Data — or, more precisely, a lack of data — is the most immediate problem. The paucity of data makes it difficult to stir public opinion, develop policy or measure progress. It also makes it hard to attract funding. But when air quality data is available, pollution declines. And when air quality improves, decades of research make clear that people live longer, healthier lives. Yet, 39 percent of the world’s countries aren’t producing air quality data for their citizens. Those countries are also some of the most polluted.
A recent study showed that when American embassies installed air pollution monitors at some of their locations and began sharing the real-time air quality data publicly, pollution declined and led to decreases in premature mortality, suggesting that local governments and perhaps residents took steps to reduce pollution once they learned of it.
From my perspective as the director of the clean air program at the University of Chicago’s Energy Policy Institute, perhaps the most impressive turnaround was in Beijing, where the United States Embassy, in 2008, began tweeting hourly levels of fine particulates from a monitor on the embassy’s roof. I and others believe the resulting public pressure to reduce air pollution helped lead the government to lay out a plan to do so in 2013. Billions of dollars were spent to reduce pollution countrywide, and by 2022, particulate pollution in the Beijing-Tianjin-Hebei region had declined by 45 percent.

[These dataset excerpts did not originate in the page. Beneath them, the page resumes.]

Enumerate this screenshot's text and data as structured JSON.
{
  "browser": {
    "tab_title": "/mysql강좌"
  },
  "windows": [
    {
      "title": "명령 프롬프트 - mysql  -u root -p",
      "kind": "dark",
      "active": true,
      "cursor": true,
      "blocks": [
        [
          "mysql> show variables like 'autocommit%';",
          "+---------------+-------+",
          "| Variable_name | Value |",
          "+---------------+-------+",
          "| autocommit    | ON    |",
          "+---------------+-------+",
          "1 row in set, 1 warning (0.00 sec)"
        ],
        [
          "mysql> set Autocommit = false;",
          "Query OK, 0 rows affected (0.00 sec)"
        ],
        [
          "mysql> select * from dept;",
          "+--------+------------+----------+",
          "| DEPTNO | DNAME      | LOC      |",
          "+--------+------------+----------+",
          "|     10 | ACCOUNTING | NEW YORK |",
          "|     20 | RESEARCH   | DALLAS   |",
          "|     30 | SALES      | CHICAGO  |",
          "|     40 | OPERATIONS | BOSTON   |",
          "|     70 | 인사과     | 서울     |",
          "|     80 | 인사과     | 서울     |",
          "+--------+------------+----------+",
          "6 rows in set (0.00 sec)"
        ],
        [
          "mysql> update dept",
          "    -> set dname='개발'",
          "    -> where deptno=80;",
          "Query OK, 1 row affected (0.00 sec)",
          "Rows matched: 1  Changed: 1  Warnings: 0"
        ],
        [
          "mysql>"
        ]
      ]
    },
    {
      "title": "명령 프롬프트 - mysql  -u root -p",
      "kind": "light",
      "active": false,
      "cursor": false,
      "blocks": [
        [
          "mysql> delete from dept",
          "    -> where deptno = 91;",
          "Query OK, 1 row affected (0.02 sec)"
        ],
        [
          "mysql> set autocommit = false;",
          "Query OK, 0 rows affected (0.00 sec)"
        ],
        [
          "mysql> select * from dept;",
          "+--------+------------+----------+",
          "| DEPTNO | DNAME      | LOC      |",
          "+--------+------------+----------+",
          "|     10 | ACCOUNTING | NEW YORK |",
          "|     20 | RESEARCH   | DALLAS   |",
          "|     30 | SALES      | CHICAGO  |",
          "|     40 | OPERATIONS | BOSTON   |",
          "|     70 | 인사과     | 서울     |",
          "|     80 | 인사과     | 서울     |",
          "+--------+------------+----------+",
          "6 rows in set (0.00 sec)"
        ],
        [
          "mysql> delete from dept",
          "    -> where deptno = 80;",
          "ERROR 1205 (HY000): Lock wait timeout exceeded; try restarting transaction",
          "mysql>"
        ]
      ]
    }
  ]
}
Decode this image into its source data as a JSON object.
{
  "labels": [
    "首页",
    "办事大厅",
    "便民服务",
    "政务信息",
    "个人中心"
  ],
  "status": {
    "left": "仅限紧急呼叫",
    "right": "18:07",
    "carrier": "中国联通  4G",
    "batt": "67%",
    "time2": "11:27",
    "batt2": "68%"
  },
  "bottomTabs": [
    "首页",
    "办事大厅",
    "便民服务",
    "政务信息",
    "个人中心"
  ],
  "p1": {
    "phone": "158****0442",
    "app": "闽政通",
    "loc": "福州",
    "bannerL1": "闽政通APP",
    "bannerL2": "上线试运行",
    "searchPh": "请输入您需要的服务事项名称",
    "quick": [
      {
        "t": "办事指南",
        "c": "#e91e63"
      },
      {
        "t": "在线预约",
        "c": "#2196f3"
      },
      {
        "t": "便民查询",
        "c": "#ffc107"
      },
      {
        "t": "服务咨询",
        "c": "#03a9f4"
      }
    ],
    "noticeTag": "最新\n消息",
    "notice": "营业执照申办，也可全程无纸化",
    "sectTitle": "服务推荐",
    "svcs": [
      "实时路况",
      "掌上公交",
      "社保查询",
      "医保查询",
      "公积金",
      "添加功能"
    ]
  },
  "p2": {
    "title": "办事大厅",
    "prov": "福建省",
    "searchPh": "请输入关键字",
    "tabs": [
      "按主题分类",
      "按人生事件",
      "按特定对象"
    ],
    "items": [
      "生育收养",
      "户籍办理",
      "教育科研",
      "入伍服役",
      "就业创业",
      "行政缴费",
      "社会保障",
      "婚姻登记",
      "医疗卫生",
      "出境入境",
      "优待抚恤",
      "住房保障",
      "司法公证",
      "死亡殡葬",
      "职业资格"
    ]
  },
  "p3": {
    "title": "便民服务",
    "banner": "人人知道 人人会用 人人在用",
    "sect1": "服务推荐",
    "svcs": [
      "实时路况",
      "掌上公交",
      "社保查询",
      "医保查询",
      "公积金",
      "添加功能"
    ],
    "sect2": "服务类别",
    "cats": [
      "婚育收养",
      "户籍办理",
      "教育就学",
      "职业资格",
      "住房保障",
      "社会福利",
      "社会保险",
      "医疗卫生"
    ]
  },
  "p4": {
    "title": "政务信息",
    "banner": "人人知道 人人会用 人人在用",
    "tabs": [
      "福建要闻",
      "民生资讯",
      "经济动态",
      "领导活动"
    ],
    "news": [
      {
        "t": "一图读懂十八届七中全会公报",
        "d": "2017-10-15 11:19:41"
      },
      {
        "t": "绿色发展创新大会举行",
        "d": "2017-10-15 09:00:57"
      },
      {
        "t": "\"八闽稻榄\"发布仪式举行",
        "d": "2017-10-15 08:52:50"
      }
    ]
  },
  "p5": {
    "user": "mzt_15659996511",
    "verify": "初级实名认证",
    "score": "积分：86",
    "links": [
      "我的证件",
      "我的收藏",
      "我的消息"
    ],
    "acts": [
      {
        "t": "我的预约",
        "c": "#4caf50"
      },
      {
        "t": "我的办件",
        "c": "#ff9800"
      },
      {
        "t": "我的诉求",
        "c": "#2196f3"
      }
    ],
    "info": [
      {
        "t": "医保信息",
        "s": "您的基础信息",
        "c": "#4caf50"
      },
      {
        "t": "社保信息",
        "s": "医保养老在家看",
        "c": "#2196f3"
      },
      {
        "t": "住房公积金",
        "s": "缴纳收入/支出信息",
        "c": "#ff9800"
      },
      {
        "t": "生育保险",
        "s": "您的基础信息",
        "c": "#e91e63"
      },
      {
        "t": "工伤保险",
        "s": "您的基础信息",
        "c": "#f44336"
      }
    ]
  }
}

The lack of basic air quality monitoring in some of the world’s most polluted places presents a huge philanthropic opportunity. From interviews with local air quality experts and clean air advocates, we estimate that annual investments of $50,000 to $100,000 per country could support long-term air quality monitoring efforts.
In total, it would take a global investment of a mere $4 million to $8 million a year to support local organizations already poised to address country-level air quality data gaps. Together, they could provide a billion people with access to such data. We are working to connect those groups to philanthropies through a new fund we have created that will raise money from private donors and then dispense it.
If even one relatively small country like Guatemala, home to 18 million people, were to benefit from such data infrastructure support, eventually spurring even a modest reduction in pollution levels, the avoided costs of caring for people sickened by breathing dirty air would outweigh the global investment in air quality data.
Progress can be made, and it has — in Beijing, Tokyo, Berlin, Los Angeles and other cities. Establishing national air quality standards, enforcing those standards and monitoring progress at the local level was crucial to reducing air pollutants at their source in those cities. Achieving that success, though, requires air quality data over long periods.
Few global health issues can be alleviated with an investment of just a few million dollars a year. But gathering air quality data in some of the world’s most polluted countries is one of them.